VwGH vom 25.03.2014, 2012/04/0033

VwGH vom 25.03.2014, 2012/04/0033

Betreff

Der Verwaltungsgerichtshof hat durch den Vorsitzenden Senatspräsident Dr. Beck sowie die Hofräte Dr. Grünstäudl, Dr. Kleiser, Dr. Lukasser und Dr. Mayr als Richter, im Beisein des Schriftführers Mag. Pichler, über die Beschwerde des E H in G, vertreten durch Dr. Reinhard Schanda, Rechtsanwalt in 1010 Wien, Stallburggasse 4, gegen den Bescheid des Bundesministers für Wirtschaft, Familie und Jugend (nunmehr: Bundesminister für Wissenschaft, Forschung und Wirtschaft) vom , Zl. BMWFJ-556.100/0138-IV/5a/2010, betreffend zwangsweise Einräumung von Dienstbarkeiten gemäß § 57 Gaswirtschaftsgesetz (mitbeteiligte Partei: E GmbH in M, vertreten durch die Haslinger/Nagele Partner Rechtsanwälte GmbH in 1010 Wien, Mölker Bastei 5), zu Recht erkannt:

Spruch

Die Beschwerde wird als unbegründet abgewiesen.

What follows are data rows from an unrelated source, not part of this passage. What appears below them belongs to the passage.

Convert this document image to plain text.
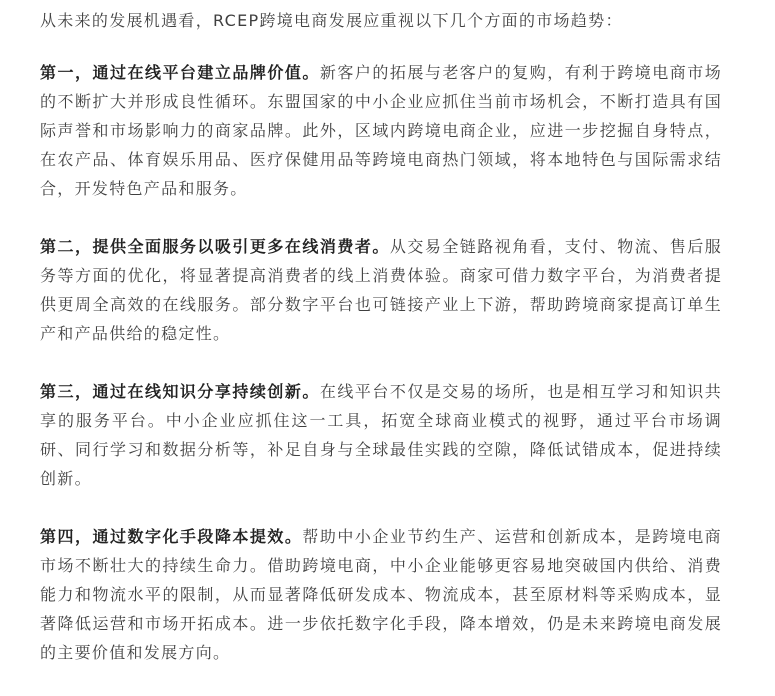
从未来的发展机遇看，RCEP跨境电商发展应重视以下几个方面的市场趋势：

第一，通过在线平台建立品牌价值。新客户的拓展与老客户的复购，有利于跨境电商市场的不断扩大并形成良性循环。东盟国家的中小企业应抓住当前市场机会，不断打造具有国际声誉和市场影响力的商家品牌。此外，区域内跨境电商企业，应进一步挖掘自身特点，在农产品、体育娱乐用品、医疗保健用品等跨境电商热门领域，将本地特色与国际需求结合，开发特色产品和服务。

第二，提供全面服务以吸引更多在线消费者。从交易全链路视角看，支付、物流、售后服务等方面的优化，将显著提高消费者的线上消费体验。商家可借力数字平台，为消费者提供更周全高效的在线服务。部分数字平台也可链接产业上下游，帮助跨境商家提高订单生产和产品供给的稳定性。

第三，通过在线知识分享持续创新。在线平台不仅是交易的场所，也是相互学习和知识共享的服务平台。中小企业应抓住这一工具，拓宽全球商业模式的视野，通过平台市场调研、同行学习和数据分析等，补足自身与全球最佳实践的空隙，降低试错成本，促进持续创新。

第四，通过数字化手段降本提效。帮助中小企业节约生产、运营和创新成本，是跨境电商市场不断壮大的持续生命力。借助跨境电商，中小企业能够更容易地突破国内供给、消费能力和物流水平的限制，从而显著降低研发成本、物流成本，甚至原材料等采购成本，显著降低运营和市场开拓成本。进一步依托数字化手段，降本增效，仍是未来跨境电商发展的主要价值和发展方向。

Der Beschwerdeführer hat dem Bund Aufwendungen in der Höhe von EUR 610,60 und der mitbeteiligten Partei Aufwendungen in der Höhe von EUR 1.106,40 jeweils binnen zwei Wochen bei sonstiger Exekution zu ersetzen.

Begründung

I.

1. Mit dem angefochtenen Bescheid des Bundesministers für Wirtschaft, Familie und Jugend vom wurde über den Antrag der mitbeteiligten Partei vom auf Enteignung durch Einräumung von Dienstbarkeiten wie folgt abgesprochen (Anonymisierung durch den Verwaltungsgerichtshof):

"Spruch

I.

1. Die Errichtung, der dauernde Bestand und der sichere Betrieb sowie die Instandhaltung der von der (mitbeteiligten Partei) geplanten Erdgashochdruckleitung 'Süd 3 - Südschiene DN 800, Abschnitt (P. - S.)' auf der mit Bescheid des Bundesministers für Wirtschaft, Familie und Jugend vom , Zl. BMWFJ-556.100/0058-IV/5a/2010 genehmigten Trasse sind im Interesse der öffentlichen Energieversorgung gelegen. Zur Sicherung des Bestandes, des Betriebes und der Instandhaltung der Leitung reicht die Einräumung von Dienstbarkeitsrechten iSd. § 57 Abs 3 GWG aus.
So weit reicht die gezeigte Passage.